7. Si la mise en oeuvre, par les autorités françaises, des dispositions de l'article 17 du règlement n° 604/2013 doit être assurée à la lumière des exigences définies par les dispositions du second alinéa de l'article 53-1 de la Constitution, en vertu desquelles les autorités de la République ont toujours le droit de donner asile à tout étranger persécuté en raison de son action en faveur de la liberté ou qui sollicite la protection de la France pour un autre motif, la faculté laissée à chaque Etat membre de décider d'examiner une demande de protection internationale qui lui est présentée par un ressortissant de pays tiers ou un apatride, même si cet examen ne lui incombe pas en vertu des critères fixés dans le présent règlement, est discrétionnaire et ne constitue nullement un droit pour les demandeurs d'asile.

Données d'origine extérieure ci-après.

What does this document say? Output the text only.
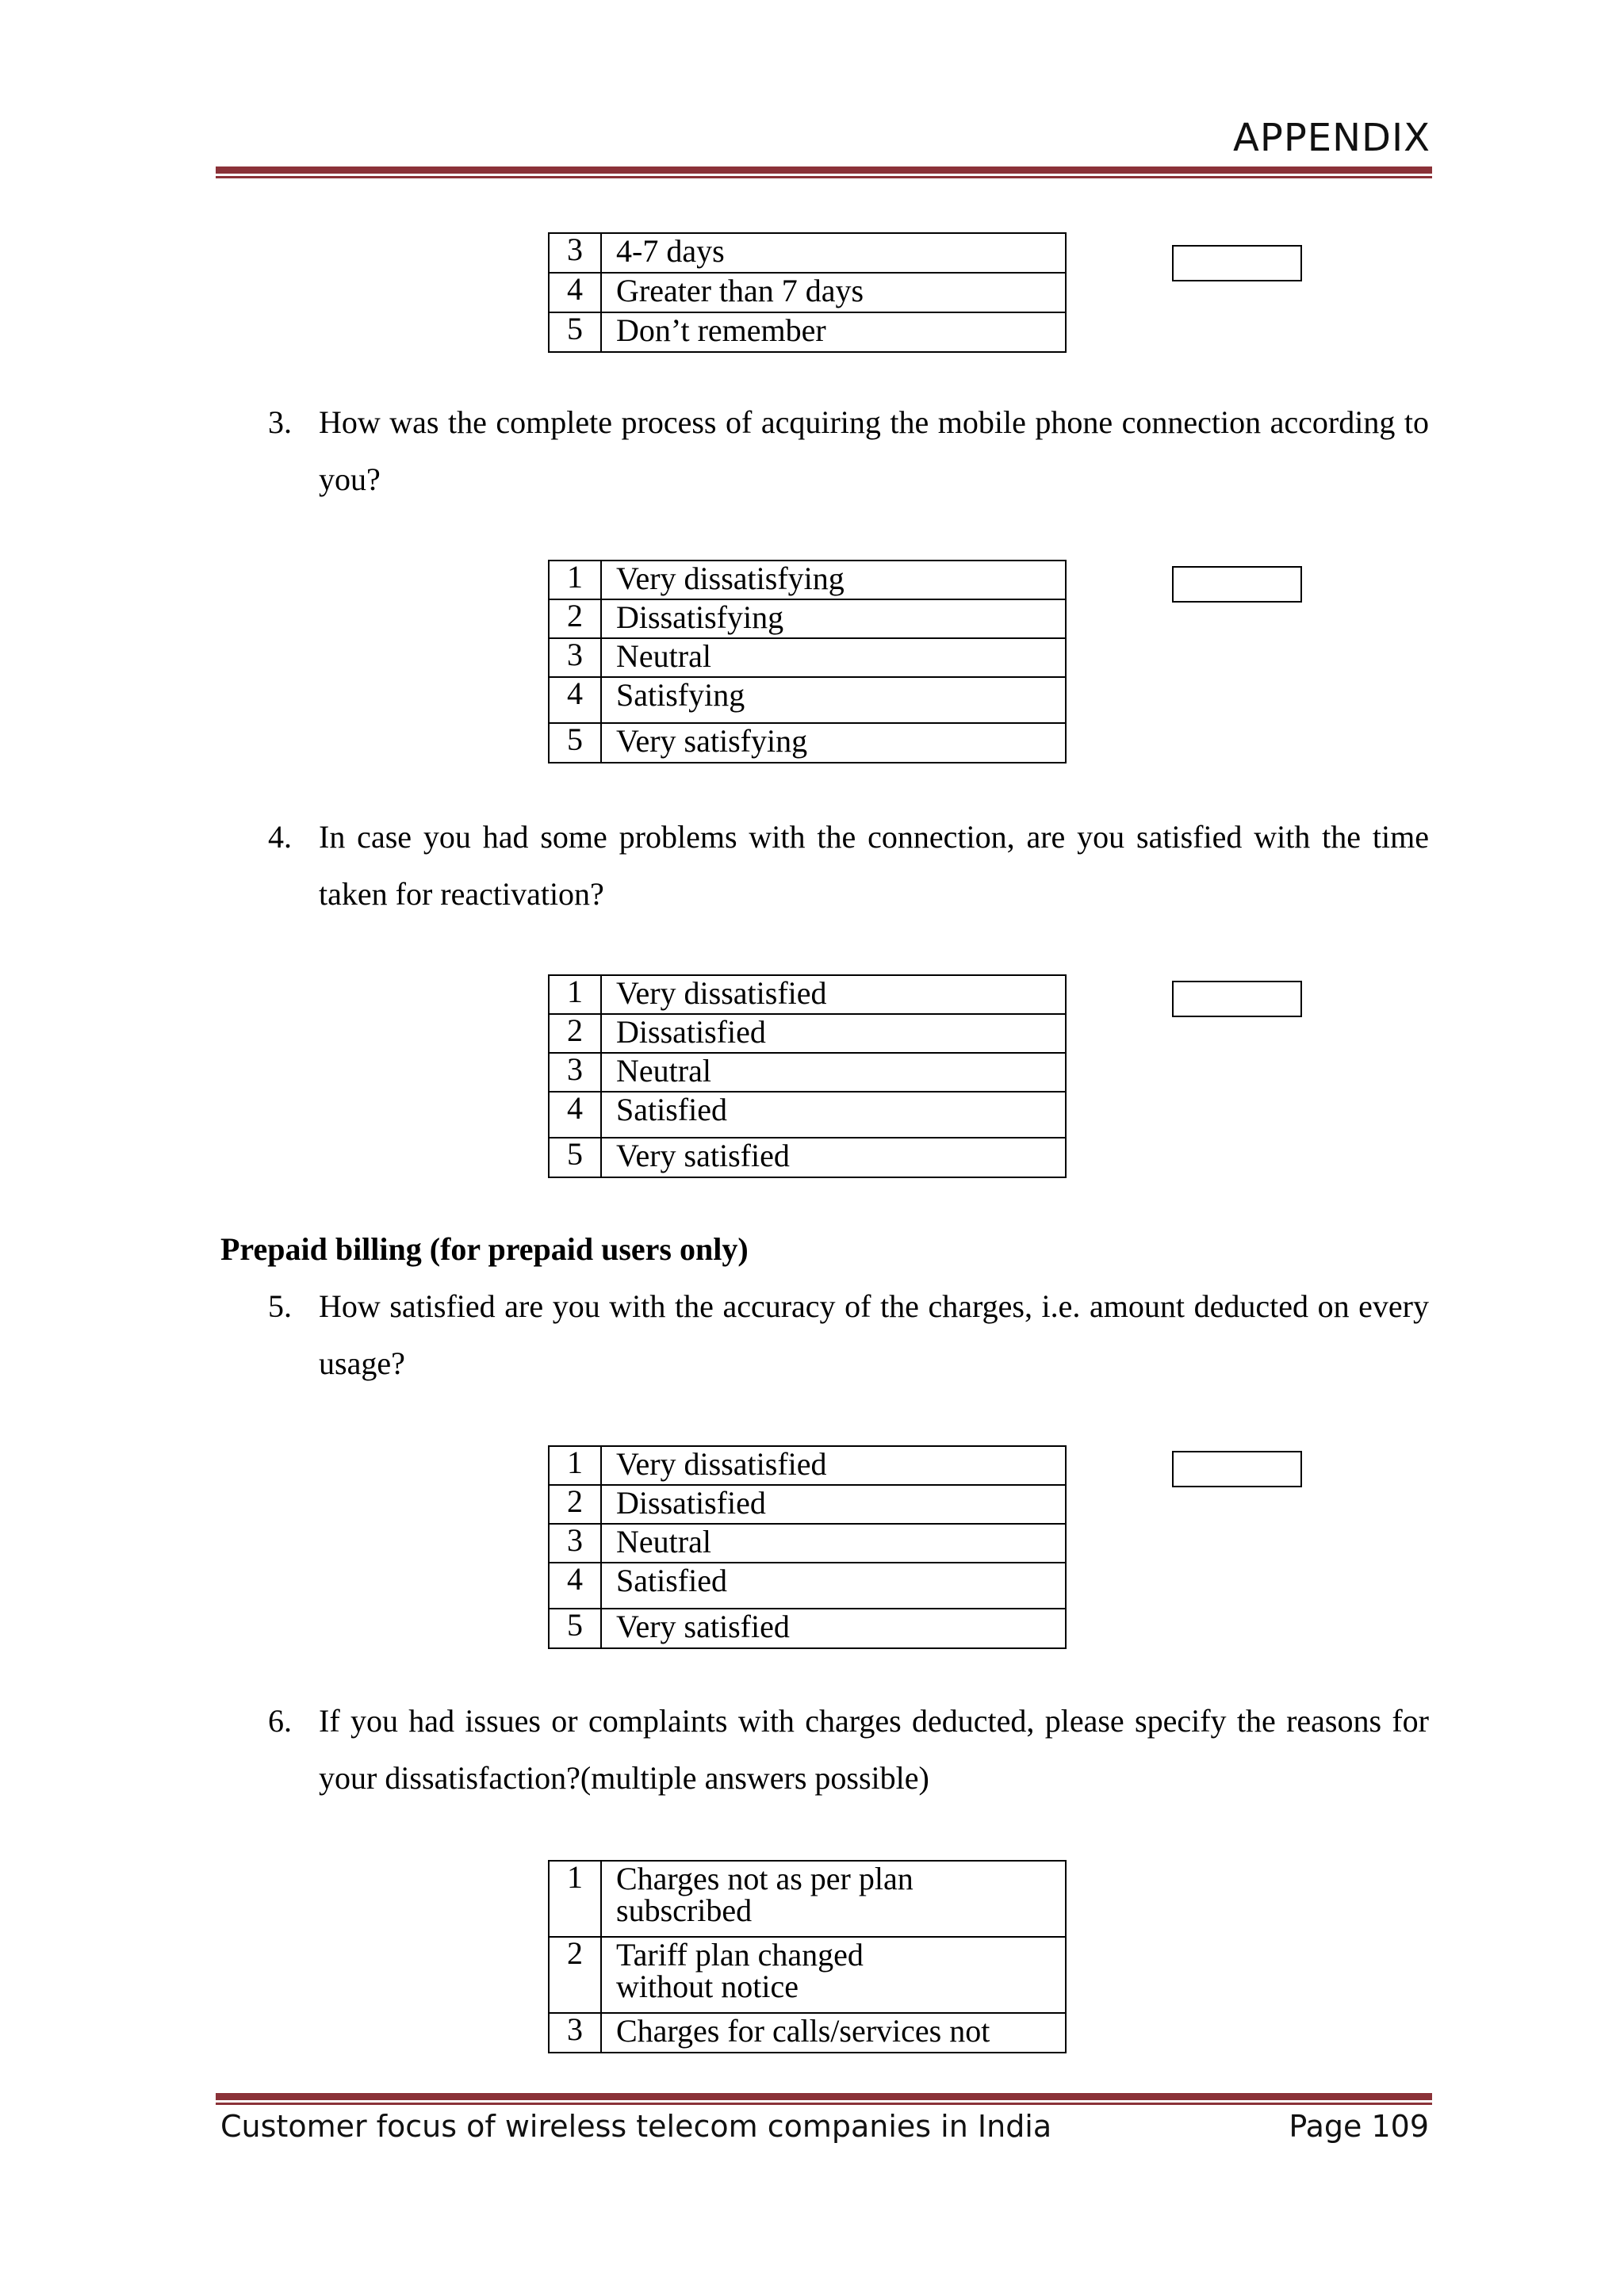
APPENDIX
3	4-7 days
4	Greater than 7 days
5	Don’t remember
3. How was the complete process of acquiring the mobile phone connection according to you?
1	Very dissatisfying
2	Dissatisfying
3	Neutral
4	Satisfying
5	Very satisfying
4. In case you had some problems with the connection, are you satisfied with the time taken for reactivation?
1	Very dissatisfied
2	Dissatisfied
3	Neutral
4	Satisfied
5	Very satisfied
Prepaid billing (for prepaid users only)
5. How satisfied are you with the accuracy of the charges, i.e. amount deducted on every usage?
1	Very dissatisfied
2	Dissatisfied
3	Neutral
4	Satisfied
5	Very satisfied
6. If you had issues or complaints with charges deducted, please specify the reasons for your dissatisfaction?(multiple answers possible)
1	Charges not as per plan subscribed
2	Tariff plan changed without notice
3	Charges for calls/services not
Customer focus of wireless telecom companies in India	Page 109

8. Mme A... soutient que la préfète aurait à tort refusé de faire application de la clause discrétionnaire prévue à l'article 17 paragraphe 1 du règlement (UE) n° 604/2013 du 26 juin 2013, dès lors qu'elle est la compagne, depuis janvier 2019, d'un compatriote en situation régulière duquel elle attend un enfant et qu'elle n'a jamais entendu déposer une demande d'asile en Espagne. Cependant, il ressort des pièces du dossier que l'intéressée, entrée sur le territoire début janvier 2019, a été invitée, lors de l'entretien individuel du 13 février 2019 prévu par les dispositions de l'article 5 du règlement du 26 juin 2013, à présenter ses observations quant à un éventuel transfert vers l'Espagne sans qu'elle n'ait fait valoir aucune circonstance particulière. Si, depuis l'entretien, il est apparu qu'elle est enceinte, il ne ressort d'aucune pièce du dossier que sa grossesse ferait obstacle au transfert en Espagne ni que la vie maritale invoquée, à la supposer établie, présenterait une ancienneté supérieure à quelques mois. Ainsi, Mme A... n'est fondée à soutenir ni que la décision attaquée a méconnu les dispositions précitées, ni qu'elle est entachée d'erreur de droit ou d'erreur manifeste d'appréciation au regard de l'article 17 précité, ni qu'elle porte une atteinte excessive à son droit au respect de sa vie privée et familiale.
9. Il résulte de tout ce qui précède que Mme A... n'est pas fondée à soutenir que c'est à tort que, par le jugement attaqué, le magistrat désigné du tribunal administratif de Poitiers a rejeté sa demande.
Sur les conclusions à fin d'injonction :
10. Le présent arrêt rejette les conclusions à fin d'annulation présentées par Mme A.... Par suite, ses conclusions à fin d'injonction et d'astreinte ne peuvent être accueillies.
Sur les conclusions au titre des articles 37 alinéa 2 de la loi du 10 juillet 1991 et L. 761-1 du code de justice administrative :
11. Ces dispositions font obstacle à ce qu'il soit mis à la charge de l'Etat, qui n'est pas la partie perdante dans la présente instance, la somme dont Mme A... demande le versement à son conseil ou à elle-même sur ces fondements.
DECIDE :
Article 1er : La requête de Mme A... est rejetée.
Article 2 : Le présent arrêt sera notifié à Mme C... A... et au ministre de l'intérieur. Copie en sera adressée à la préfète de la Gironde.
Délibéré après l'audience du 25 mai 2020 à laquelle siégeaient :
M. Pierre Larroumec, président,
Mme Karine Butéri, président-assesseur,
Mme E..., premier conseiller,
Lu en audience publique, le 22 juin 2020.
Le président,
Pierre Larroumec
La République mande et ordonne au ministre de l'intérieur, et à tous huissiers de justice à ce requis, en ce qui concerne les voies de droit commun contre les parties privées, de pourvoir à l'exécution du présent arrêt.